Informação histórica ou fofoca jornalística?

A leitura do livro Impérios do mar - sobre o conflito entre cristãos e muçulmanos no século XVI, no Mar Mediterrâneo, e escrito por Roger Crowley, um historiador profissional, "formado na Universidade de Cambridge" - suscitou-me algumas reflexões à margem das suas páginas.

Esse é um livro muito interessante, mas um aspecto em particular chamou-me a atenção. Logo no início do livro há uma ilustração de Carlos V, que foi imperador da Espanha, do Império Romano-Germânico, dos Países Baixos e de um sem-número de outras possessões.

Mas a legenda da foto indicava, além de nomear Carlos V, que ele tinha problemas digestivos e um pouco de gagueira, devido à sua mandíbula proeminente.

Conclusão: a ilustração evidencia que o importante a respeito de Carlos V é que ele tinha problemas gastrointestinais e de fala. Nada a respeito do grande líder político que ele foi e da dificílima conjuntura que ele enfrentou.

Esse é um traço muito comum hoje em dia. Os historiadores adotam uma postura próxima aos jornalistas - no Brasil, o mais ilustre jornalista que adota esse hábito é o Elio Gaspari - e, talvez com o objetivo de "desconstruir" os "grandes homens", talvez com o objetivo de evitar a "monumentalização" dos "grandes homens", talvez com o objetivo de "mostrar que eram homens de carne e osso", apresentam picuinhas, trivialidades e fofocas como se fossem grande coisa e como se isso fosse "história".

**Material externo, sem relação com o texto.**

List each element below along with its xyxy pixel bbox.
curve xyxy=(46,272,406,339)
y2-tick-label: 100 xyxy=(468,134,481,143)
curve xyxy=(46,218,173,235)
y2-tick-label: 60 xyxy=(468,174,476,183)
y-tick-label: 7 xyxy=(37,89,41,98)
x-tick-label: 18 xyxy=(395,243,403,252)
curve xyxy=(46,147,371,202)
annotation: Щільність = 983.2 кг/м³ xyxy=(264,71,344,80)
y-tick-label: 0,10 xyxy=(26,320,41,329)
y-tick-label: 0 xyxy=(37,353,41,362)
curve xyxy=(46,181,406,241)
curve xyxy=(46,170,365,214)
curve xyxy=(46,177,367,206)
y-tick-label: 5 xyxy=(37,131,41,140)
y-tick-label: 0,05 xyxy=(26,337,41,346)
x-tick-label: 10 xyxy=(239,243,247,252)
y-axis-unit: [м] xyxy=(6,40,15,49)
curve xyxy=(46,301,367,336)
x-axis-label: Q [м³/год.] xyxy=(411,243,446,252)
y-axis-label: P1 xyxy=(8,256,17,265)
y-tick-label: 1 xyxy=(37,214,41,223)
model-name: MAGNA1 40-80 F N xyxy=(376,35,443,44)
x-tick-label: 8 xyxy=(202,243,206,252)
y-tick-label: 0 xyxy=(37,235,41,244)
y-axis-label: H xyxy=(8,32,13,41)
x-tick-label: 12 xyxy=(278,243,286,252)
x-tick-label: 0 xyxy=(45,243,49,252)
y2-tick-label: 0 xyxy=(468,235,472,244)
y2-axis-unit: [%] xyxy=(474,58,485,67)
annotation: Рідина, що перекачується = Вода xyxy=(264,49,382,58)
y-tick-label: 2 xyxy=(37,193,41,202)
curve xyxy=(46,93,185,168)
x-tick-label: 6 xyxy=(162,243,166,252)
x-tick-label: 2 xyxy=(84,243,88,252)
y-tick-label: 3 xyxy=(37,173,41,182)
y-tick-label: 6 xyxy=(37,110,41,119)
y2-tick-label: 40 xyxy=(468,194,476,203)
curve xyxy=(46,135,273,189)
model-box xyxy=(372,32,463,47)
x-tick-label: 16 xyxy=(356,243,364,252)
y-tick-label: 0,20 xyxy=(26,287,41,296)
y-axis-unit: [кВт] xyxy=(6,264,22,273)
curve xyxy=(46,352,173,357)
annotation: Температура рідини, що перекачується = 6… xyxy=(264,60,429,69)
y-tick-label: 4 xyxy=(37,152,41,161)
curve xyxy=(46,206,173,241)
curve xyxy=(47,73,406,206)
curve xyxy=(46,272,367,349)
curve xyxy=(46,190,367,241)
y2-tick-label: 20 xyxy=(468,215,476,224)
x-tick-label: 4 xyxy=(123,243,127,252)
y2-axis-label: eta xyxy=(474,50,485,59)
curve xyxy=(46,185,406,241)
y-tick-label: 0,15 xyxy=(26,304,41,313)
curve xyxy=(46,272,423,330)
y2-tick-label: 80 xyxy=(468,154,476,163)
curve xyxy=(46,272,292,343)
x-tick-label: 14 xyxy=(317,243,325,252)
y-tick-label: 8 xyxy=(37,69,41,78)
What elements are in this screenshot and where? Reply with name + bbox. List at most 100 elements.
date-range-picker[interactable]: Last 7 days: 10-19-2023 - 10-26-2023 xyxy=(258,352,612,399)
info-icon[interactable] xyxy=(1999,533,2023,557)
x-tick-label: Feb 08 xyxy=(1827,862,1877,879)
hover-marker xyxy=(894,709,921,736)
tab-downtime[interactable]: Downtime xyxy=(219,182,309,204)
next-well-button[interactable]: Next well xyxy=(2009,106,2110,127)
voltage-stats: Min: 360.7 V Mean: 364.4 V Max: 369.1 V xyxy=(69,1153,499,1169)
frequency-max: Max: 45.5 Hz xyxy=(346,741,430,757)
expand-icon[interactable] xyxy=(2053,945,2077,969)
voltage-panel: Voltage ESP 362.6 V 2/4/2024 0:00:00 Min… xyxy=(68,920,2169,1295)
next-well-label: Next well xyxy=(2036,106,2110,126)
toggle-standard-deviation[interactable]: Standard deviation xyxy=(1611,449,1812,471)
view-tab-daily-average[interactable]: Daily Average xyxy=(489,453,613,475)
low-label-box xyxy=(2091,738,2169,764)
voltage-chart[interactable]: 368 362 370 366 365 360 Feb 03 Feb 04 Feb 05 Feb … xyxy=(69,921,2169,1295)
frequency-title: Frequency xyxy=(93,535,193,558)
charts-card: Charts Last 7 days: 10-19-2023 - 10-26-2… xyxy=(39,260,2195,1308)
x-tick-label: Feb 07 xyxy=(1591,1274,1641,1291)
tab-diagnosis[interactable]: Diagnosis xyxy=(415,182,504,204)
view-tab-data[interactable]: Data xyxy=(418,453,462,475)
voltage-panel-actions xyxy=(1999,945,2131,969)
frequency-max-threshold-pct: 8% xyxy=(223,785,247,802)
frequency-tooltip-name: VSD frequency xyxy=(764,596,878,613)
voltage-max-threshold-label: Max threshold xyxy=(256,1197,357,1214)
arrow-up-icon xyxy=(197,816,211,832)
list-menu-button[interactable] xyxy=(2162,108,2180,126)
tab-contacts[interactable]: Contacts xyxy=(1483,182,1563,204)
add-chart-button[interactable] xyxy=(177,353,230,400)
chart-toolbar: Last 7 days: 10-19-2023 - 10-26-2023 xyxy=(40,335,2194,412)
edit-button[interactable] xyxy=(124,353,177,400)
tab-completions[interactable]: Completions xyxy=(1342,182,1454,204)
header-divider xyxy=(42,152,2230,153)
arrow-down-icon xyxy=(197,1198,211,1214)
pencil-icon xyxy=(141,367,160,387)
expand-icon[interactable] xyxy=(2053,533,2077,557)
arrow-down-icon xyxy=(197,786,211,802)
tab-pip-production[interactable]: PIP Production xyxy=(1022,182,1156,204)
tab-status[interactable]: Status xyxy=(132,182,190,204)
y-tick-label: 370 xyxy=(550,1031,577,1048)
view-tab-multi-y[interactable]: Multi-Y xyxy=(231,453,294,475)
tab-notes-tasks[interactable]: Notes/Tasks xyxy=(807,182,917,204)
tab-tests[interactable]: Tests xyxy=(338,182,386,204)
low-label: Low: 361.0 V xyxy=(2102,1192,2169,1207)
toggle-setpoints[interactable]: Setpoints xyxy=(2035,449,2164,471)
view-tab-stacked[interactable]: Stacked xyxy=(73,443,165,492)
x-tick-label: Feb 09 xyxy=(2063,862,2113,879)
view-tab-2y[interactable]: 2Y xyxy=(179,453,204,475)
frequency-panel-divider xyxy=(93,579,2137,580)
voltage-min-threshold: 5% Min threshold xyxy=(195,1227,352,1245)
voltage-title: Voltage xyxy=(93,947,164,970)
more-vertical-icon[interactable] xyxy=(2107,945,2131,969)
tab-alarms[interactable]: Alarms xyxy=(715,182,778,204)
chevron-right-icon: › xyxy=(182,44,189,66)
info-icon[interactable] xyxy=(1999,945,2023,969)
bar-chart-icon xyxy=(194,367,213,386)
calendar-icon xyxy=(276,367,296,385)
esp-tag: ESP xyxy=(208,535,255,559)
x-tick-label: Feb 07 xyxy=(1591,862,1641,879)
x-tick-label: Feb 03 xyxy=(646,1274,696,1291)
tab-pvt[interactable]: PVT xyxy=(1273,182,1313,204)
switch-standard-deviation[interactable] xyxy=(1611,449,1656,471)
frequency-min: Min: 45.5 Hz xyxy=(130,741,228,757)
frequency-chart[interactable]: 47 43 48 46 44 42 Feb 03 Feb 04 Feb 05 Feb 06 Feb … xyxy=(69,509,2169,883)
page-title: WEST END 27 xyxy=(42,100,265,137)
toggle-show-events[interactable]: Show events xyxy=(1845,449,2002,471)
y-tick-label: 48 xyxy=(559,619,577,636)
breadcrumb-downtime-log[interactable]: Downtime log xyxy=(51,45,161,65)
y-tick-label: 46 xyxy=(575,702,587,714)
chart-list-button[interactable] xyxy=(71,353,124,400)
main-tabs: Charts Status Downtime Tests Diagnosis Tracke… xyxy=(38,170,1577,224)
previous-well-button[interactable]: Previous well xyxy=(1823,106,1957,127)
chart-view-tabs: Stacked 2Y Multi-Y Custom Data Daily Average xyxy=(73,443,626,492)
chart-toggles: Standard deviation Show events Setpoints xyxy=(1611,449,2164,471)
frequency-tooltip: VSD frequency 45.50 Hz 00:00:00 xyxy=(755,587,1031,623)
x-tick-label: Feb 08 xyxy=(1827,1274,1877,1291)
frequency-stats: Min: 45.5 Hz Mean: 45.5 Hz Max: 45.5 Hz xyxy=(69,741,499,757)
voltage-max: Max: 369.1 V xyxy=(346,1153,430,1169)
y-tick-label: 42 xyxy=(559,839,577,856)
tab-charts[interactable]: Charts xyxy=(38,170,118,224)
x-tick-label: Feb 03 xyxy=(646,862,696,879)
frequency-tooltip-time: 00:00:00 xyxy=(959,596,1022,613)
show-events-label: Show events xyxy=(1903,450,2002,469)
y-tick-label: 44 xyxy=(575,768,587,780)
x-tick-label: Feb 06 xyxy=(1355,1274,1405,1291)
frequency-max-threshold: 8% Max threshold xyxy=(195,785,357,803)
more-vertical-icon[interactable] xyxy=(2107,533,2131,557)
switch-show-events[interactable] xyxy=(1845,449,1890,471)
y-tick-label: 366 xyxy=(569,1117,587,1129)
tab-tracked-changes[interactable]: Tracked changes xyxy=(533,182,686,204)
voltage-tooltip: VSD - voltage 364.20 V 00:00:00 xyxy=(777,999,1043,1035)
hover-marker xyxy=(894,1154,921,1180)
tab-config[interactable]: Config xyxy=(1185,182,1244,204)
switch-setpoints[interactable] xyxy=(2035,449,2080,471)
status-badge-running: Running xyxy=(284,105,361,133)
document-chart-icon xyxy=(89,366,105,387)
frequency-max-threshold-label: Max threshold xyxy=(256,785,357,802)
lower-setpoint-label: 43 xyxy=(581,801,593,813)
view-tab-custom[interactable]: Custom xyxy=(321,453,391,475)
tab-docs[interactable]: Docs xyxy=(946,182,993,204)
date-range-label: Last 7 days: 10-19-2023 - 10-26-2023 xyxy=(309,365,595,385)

(Para Elio Gaspari, por exemplo, um dos principais traços do Gal. Figueiredo era que ele tinha problemas cardíacos. A ênfase dada por Gaspari a esse traço, realçado nas ilustrações de seus livros, sugere que a cardiopatia de Figueiredo determinava suas idéias e, portanto, a política seguida no início dos anos 1980 no Brasil. Isso é o que se vê no livro A ditadura acabada, que corresponde ao volume 5º e final da sua aclamada coleção "Ditadura"; esse traço, de qualquer maneira, encontra-se em todos os seus livros e em todos os seus artigos hebdomadários.)

Eu não aprendi nada de verdade e de sério ao saber que Carlos V tinha problemas gastrointestinais e de fala devidos à sua mandíbula proeminente; mas, sem dúvida nenhuma, fiquei "sabendo", graças ao destaque dado na ilustração, que o que há de importante sobre Carlos V eram esses problemas físicos.

Em suma: esse traço contemporâneo dos historiadores, ao serem "irônicos", ao "desconstruírem", somente rebaixa as grandes personagens históricas. Não há nada de "humanização" aí, mas, bem ao contrário, há apenas degradação e imbecilização.